Kleine Philosophie des Nachtzugfahrens
Gerade erschien Millay Hyatts neues Buch Nachtzugtage. Die Philosophin spürt einer Weise des Reisens nach, die uns verwandelt und in ihrer sinnlichen Dimension so reich ist wie keine andere. Hier ein Auszug aus dem Kapitel Fenster.

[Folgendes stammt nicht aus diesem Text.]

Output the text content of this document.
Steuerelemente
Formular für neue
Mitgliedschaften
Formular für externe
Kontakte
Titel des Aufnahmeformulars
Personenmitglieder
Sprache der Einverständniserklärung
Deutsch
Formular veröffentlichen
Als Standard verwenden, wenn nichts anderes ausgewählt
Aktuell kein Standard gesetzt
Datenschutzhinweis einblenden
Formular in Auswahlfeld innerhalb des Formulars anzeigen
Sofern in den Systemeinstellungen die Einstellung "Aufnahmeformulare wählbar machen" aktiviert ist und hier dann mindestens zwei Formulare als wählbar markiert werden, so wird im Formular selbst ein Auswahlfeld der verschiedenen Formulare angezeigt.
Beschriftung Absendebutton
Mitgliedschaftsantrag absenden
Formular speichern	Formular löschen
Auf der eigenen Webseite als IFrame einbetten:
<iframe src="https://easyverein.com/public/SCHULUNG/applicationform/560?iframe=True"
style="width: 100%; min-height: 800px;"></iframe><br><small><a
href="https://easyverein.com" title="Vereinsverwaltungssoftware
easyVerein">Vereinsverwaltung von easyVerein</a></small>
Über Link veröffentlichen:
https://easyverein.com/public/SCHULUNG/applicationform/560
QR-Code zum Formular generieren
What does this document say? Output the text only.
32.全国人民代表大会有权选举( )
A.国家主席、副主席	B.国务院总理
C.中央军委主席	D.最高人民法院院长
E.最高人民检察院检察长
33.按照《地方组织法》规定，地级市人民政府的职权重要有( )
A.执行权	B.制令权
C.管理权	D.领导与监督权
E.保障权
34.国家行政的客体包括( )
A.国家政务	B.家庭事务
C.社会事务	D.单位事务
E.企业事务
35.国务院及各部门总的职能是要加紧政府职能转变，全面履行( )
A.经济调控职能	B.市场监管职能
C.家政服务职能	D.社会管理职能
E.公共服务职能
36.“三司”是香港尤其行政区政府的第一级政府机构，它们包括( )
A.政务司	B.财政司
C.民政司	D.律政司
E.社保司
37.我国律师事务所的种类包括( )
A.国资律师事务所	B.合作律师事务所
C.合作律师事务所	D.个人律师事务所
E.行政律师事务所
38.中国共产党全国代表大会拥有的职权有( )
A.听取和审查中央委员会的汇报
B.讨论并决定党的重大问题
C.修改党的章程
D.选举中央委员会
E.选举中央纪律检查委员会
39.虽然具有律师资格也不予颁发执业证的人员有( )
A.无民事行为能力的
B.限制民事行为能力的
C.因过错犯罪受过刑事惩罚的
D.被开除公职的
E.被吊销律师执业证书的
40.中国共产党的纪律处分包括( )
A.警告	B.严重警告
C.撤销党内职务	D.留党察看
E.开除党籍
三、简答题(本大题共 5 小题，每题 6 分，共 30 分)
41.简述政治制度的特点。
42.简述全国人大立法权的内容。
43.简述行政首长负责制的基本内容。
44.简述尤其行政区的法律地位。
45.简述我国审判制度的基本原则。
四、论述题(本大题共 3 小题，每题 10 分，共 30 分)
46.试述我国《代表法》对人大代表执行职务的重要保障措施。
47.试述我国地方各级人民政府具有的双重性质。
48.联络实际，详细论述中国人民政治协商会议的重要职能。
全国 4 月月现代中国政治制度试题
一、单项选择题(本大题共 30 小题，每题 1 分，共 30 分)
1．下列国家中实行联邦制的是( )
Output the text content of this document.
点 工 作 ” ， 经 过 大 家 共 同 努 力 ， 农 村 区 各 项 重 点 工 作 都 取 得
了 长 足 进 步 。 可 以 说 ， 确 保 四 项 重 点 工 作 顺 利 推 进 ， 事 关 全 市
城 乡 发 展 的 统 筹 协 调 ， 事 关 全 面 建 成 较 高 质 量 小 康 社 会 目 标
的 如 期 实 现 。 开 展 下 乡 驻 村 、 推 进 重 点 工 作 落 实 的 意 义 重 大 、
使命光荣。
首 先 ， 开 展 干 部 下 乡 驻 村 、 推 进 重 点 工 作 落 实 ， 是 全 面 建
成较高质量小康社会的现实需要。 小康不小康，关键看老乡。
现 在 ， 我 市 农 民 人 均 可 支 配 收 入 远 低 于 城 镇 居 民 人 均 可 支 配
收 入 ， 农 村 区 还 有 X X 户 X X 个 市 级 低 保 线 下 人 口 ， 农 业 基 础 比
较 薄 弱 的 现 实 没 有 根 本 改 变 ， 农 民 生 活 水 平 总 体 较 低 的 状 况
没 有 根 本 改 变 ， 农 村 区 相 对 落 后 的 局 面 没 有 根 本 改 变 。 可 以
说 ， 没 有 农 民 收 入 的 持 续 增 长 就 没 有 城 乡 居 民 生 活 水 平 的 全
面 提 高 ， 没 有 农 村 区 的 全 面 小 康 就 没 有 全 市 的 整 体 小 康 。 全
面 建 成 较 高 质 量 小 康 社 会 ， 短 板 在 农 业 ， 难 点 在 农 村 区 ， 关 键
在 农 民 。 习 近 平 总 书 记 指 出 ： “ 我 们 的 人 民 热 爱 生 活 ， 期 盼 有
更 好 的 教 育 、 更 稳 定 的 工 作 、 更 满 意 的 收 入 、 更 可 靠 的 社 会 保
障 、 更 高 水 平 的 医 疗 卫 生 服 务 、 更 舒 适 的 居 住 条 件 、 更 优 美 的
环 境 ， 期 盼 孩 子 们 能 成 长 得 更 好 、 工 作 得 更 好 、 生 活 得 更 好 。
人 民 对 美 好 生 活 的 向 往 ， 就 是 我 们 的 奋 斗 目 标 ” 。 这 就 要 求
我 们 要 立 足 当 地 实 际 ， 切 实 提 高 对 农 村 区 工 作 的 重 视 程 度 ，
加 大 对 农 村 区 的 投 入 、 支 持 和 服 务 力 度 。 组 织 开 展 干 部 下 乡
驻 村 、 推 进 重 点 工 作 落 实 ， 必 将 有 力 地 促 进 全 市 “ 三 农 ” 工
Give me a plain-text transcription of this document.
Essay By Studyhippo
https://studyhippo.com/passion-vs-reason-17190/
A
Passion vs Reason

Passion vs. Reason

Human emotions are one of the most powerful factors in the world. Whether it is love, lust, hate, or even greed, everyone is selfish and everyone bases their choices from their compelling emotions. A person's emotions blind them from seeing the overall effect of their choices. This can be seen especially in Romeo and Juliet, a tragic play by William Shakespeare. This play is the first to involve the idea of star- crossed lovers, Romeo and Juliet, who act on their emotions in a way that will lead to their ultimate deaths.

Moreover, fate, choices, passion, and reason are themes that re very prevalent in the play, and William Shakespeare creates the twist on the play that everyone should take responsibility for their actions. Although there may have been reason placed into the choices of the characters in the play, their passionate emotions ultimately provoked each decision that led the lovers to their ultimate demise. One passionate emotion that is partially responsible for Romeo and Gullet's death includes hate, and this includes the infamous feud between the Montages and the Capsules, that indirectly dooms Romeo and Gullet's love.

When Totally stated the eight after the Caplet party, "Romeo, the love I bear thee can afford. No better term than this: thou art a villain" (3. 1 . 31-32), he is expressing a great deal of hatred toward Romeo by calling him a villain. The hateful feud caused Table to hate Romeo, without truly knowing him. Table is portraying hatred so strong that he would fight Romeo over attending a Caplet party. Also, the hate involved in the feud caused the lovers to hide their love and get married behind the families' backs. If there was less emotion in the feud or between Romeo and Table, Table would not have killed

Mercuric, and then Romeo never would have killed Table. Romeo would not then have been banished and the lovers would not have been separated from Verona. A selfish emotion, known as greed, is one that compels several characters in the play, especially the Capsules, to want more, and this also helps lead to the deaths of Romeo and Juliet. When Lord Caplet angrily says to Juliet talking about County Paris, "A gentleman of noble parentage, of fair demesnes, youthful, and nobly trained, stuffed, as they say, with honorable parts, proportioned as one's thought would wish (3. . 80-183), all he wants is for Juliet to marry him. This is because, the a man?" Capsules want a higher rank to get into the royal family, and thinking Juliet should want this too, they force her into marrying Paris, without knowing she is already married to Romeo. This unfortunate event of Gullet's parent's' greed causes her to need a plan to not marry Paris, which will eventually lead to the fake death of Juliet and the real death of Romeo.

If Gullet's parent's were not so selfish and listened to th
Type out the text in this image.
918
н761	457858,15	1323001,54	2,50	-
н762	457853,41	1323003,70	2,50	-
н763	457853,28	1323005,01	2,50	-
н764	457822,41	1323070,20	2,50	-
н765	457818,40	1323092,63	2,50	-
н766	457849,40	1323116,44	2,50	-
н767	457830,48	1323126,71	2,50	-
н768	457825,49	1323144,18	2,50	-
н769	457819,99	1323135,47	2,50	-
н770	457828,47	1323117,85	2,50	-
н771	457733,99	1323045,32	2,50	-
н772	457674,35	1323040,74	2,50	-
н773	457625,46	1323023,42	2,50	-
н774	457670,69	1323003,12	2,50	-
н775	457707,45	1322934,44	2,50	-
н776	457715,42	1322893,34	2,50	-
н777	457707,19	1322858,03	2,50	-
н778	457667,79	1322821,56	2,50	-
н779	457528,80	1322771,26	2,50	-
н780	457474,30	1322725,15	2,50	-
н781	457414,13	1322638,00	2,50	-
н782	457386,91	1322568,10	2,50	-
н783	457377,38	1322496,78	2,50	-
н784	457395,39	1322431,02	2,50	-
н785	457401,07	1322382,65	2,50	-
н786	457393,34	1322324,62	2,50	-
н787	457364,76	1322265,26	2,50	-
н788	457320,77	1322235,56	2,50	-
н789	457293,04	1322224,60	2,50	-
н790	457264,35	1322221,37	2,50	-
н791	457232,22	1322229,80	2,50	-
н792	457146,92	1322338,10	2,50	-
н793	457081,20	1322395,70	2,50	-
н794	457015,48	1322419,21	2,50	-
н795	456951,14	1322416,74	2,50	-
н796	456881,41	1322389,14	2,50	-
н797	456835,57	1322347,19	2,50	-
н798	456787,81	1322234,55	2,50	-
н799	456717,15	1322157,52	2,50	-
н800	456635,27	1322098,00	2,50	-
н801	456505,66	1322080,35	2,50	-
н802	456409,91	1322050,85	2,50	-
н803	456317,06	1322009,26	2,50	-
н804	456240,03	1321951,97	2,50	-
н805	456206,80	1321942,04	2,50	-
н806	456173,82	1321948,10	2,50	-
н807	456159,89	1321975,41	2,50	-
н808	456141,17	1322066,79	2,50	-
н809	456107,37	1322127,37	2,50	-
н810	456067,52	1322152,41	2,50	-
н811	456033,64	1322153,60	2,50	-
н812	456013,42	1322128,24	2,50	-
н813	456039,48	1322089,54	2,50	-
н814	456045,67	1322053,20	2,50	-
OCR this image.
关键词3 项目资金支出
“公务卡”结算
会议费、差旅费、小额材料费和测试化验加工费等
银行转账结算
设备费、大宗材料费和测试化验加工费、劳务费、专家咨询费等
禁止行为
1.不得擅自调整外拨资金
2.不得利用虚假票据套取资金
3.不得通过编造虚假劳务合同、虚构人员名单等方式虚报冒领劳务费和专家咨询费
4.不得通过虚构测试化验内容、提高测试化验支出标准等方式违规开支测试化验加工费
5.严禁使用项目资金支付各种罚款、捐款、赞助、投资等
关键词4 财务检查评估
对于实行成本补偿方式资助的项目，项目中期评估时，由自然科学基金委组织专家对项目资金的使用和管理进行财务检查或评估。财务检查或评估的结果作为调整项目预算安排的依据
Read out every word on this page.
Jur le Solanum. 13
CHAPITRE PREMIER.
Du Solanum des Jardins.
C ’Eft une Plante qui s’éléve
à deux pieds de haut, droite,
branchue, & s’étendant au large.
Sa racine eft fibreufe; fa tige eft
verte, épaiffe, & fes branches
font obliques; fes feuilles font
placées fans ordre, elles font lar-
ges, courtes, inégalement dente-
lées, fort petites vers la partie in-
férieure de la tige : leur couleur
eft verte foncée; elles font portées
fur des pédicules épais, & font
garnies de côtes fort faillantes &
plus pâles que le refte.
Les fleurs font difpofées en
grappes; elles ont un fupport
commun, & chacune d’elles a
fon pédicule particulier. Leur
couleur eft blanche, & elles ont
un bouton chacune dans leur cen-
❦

Aus dem Zugfenster schauen ist die ureigene Tätigkeit des Bahnfahrens. Auch in der tiefsten Nacht. Ich wache auf, weil der Zug sich nicht mehr bewegt, gelbes Neonlicht scheint durchs Fenster, ich luge hinaus und sehe, wir stehen an einem Bahnhof, dort das Bahnhofsschild mit dem Namen einer unbekannten Stadt: Hegyeshalom. Eingeschlafen, wo ich mich noch auskannte, jetzt in der Fremde aufgewacht, höre ich Stimmen und verstehe sie nicht, es passieren Dinge um mich herum, die ich nicht überblicken kann, es ruckelt, vielleicht wird die Lok ausgewechselt oder der Zug trennt sich hier von einzelnen Waggons. Ich bin leicht desorientiert, wie der kleine Martin in Nabokovs Die Mutprobe, der sich auf einer Nachtzugreise immer wieder ans Fenster schleicht, um zu beobachten, was draußen passiert: der Zug ... blieb aber dann mit einem langen, leise zischenden Seufzer der Erleichterung endgültig stehen, und gleichzeitig wanderten blasse Lichtstreifen langsam durch das dunkle Abteil ... Mehrere kleine Mücken und ein großer Nachtfalter kreisten um eine Gaslaterne; schattenhafte Leute schlurften über den Bahnsteig und unterhielten sich im Gehen über unbekannte Dinge. Mit dieser Desorientierung und mit der Spannung, die die rätselhaften Geschehnisse um mich herum hervorrufen, kommt auch das Gefühl der Geborgenheit auf, wie ich es als Kind im Nachtauto erlebt habe: Ich bin sicher in meinem Abteil, die da auf dem Bahnsteig, die, die durch die Gänge stiefeln, kümmern sich schon darum, dass alles so passiert, wie es passieren soll, ich kann wieder wegdösen oder mir vorstellen, die ersten fünf Buchstaben des Namens Hegyeshalom wären auf dem Schild nicht beleuchtet, und in mich hineinlächeln. Und dann fahren wir wieder und das Wort Hegyeshalom grüßt noch zwei, drei Mal durchs Fenster. (…)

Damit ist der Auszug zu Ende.